The Haber process, also called the Haber–Bosch process, is the nitrogen fixation reaction of nitrogen gas and hydrogen gas, over an enriched iron or ruthenium catalyst, which is used to industrially produce ammonia.
Despite the fact that 78.1% of the air we breathe is nitrogen, the gas is relatively nonreactive because nitrogen molecules are held together by strong triple bonds. It was not until the early 20th century that the Haber process was developed to harness the atmospheric abundance of nitrogen to create ammonia, which can then be oxidized to make the nitrates and nitrites essential for the production of nitrate fertilizer and explosives.
Fritz Haber, 1918
The Haber process is important because previous to its discovery, ammonia had been difficult to produce on an industrial scale, and fertilizer generated from ammonia today is responsible for sustaining one-third of the Earth's population. It is estimated that half of the protein within human beings globally is made of nitrogen that was originally fixed by this process, the remainder was produced by nitrogen fixing bacteria.
History
Early in the twentieth century several chemists tried and failed to produce ammonia from atmospheric nitrogen. The enormous technical problems associated with the process were first solved by German chemist Fritz Haber (with the invaluable help of Robert Le Rossignol, who developed and built the necessary high-pressure devices). They first demonstrated their success in the summer of 1909, producing ammonia from air drop by drop, at the rate of about a cup every two hours. The process was purchased by the German chemical company BASF, which assigned Carl Bosch the difficult task of scaling up Haber's tabletop machine to industrial-level production. Haber and Bosch were later awarded Nobel prizes, in 1918 and 1931 respectively, for their work in overcoming the chemical and engineering problems posed by the use of large-scale, continuous-flow, high-pressure technology. Ammonia was first manufactured using the Haber process on an industrial scale in 1913 in BASF's Oppau plant in Germany. During World War I, production was shifted from fertilizer to explosives, particularly through the conversion of ammonia into a synthetic form of Chile saltpeter, which could then be changed into other substances for the production of gunpowder and high explosives (the Allies had access to large amounts of saltpeter from natural nitrate deposits in Chile that belonged almost totally to British industries; Germany had to produce its own). It has been suggested that without this process, Germany would not have fought in the war, or would have had to surrender years earlier.
The process
By far the major source of the hydrogen required for the Haber-Bosch process is methane from natural gas, obtained through a heterogeneous catalytic process, which requires far less external energy than the process used initially by Bosch at BASF, the electrolysis of water. Far less commonly, in some countries, coal is used as source of hydrogen through a process called coal gasification.
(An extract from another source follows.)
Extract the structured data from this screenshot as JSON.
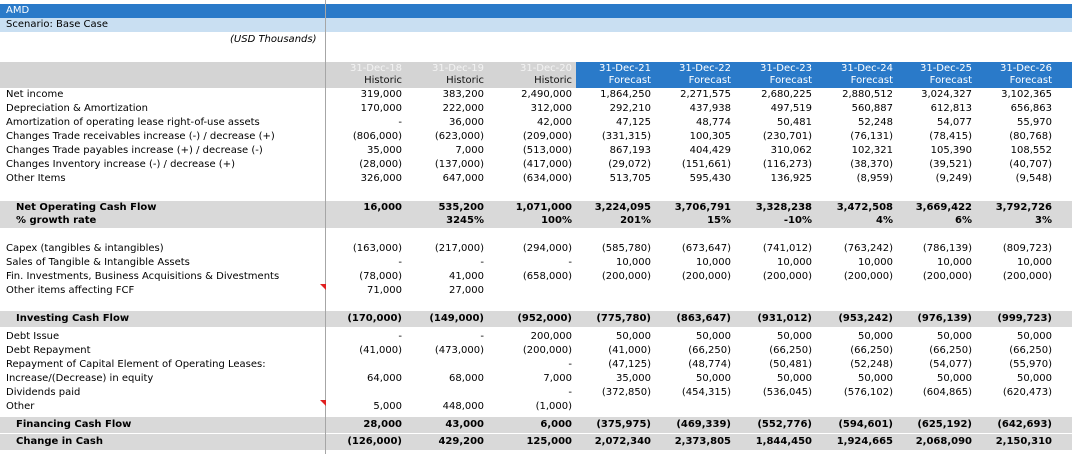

However, the source of the hydrogen makes no difference to the Haber-Bosch process, which is only concerned with synthesizing ammonia from nitrogen and hydrogen.
Catalysts
The catalyst has no effect on the position of chemical equilibrium; rather, it provides an alternative pathway with lower activation energy and hence increases the reaction rate, while remaining chemically unchanged at the end of the reaction. The first Haber–Bosch reaction chambers used osmium and ruthenium as as catalysts. However, under Bosch's direction in 1909, the BASF researcher Alwin Mittach discovered a much less expensive iron-based catalyst that is still used today. Part of the industrial production now takes place with a ruthenium rather than an iron catalyst (the KAAP process), because this more active catalyst allows reduced operating pressures.
In industrial practice, the iron catalyst is prepared by exposing a mass of magnetite, an iron oxide, to the hot hydrogen feedstock. This reduces some of the magnetite to metallic iron, removing oxygen in the process. However, the catalyst maintains most of its bulk volume during the reduction, and so the result is a highly porous material whose large surface area aids its effectiveness as a catalyst. Other minor components of the catalyst include calcium and aluminium oxides, which support the porous iron catalyst and help it maintain its surface area over time, and potassium, which increases the electron density of the catalyst and so improves its activity.
Economic and environmental aspects
The Haber process now produces 100 million tons of nitrogen fertilizer per year, mostly in the form of anhydrous ammonia, ammonium nitrate, and urea. 3–5% of world natural gas production is consumed in the Haber process (~1–2% of the world's annual energy supply). That fertilizer is responsible for sustaining one-third of the Earth's population, as well as various deleterious environmental consequences. Hydrogen production using electrolysis of water powered by renewable energy is not yet competitive cost-wise with hydrogen from fossil fuels, such as natural gas, and so has been responsible for only 4% of current hydrogen production (almost all as a byproduct of the chloralkali process). Notably, the rise of the Haber industrial process led to the "Nitrate Crisis" in Chile when the natural nitrate mines were no longer profitable and were closed, leaving a large unemployed Chilean population behind.